The day diminished. We lit the lanterns and sat in the fireglow of evening as the stars pricked the sky above the lightning bugs in the meadow. We grew very bored and sad. There was a gameboard set into the top of an old table in the room where we all were, and I thought it might make things more bearable to play an old twospace game with Chance as we had done when I was a child. I took the pouch from my belt and set the pieces and the little book out, quite forgetting what Himaggery had said about them. After all, I was among friends. Chance was curious at once, full of questions about where I had found them. After a time, Windlow got up and tottered over to have a look while I went on chattering about the ancient room in the ruins. Something in the quality of the silence elsewhere in the room made me look up, words drying in my mouth. Everyone was looking at Windlow, and he at the table, face shining as though lit from within. Perhaps it was a trick of the lantern light, but I think not. He shone, truly.
He touched the carved Demon. “Didir,” he said. Then he lifted the Armiger. “Tamor.” He laid a trembling hand upon my shoulder, leaning to touch the Elator. “Hafnor,” he said, “Wafnor,” as he laid his finger upon the Tragamor. He named each of them, “Sorah, Dealpas, Buinel, Shattnir, Trandilar, Dorn.” Last he picked up one of the little Shapeshifters and said, “And Thandbar and his kindred. How wonderful. How ancient and how wonderful.” I mumbled something, as did Silkhands, and the old man saw our confusion. “But don’t you understand? It is History! The eleven!”
Yarrel said, “We are stupid today, Sir. We do not understand what is special about these eleven.”

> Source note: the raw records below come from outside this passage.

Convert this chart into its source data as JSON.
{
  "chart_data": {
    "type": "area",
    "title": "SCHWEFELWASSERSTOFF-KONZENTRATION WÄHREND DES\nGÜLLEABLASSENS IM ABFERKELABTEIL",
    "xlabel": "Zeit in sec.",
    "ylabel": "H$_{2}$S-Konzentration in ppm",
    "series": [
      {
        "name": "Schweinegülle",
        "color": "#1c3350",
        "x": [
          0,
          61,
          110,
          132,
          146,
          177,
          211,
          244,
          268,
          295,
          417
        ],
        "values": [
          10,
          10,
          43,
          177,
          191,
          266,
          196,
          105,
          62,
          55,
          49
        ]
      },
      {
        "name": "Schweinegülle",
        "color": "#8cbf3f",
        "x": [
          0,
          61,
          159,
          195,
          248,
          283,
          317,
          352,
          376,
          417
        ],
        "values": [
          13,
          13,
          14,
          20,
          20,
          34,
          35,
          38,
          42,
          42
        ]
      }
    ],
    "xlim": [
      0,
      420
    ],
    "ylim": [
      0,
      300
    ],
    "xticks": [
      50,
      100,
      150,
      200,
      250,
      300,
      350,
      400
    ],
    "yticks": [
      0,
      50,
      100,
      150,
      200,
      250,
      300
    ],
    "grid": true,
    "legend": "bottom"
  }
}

“Not these eleven, boy, or those eleven. The eleven. The eleven Gamesmen who are spoken of in the books of religion. The first eleven…” We looked at one another, half embarrassed, not sharing his excitement. Yes, there had been eleven mentioned in the books of religion. Yes, there were thousands of types of Gamesmen, each mentioned in the Index, each different. What did it matter that these tiny, carved figures were of the first eleven. As we watched him, his wonder turned to caution. He said, “Who knows of these?”
I replied, “Only those of us here, and Himaggery. I showed them to him, and the book as well…” I put the little volume into Windlow’s hands, half hoping to distract him from this strange passion, for he looked very distraught. It did not have the desired effect. It was only a little glossary, directions for a Game, I thought, written in an archaic lettering, much faded. I had not paid it much attention. Windlow, however, took it as though he took the gift of life from the hands of a god. He peered at it, opened it, caressed the page, raised it to his face to smell of it. He leafed through it, leaning so close to the lantern I thought he would burn himself.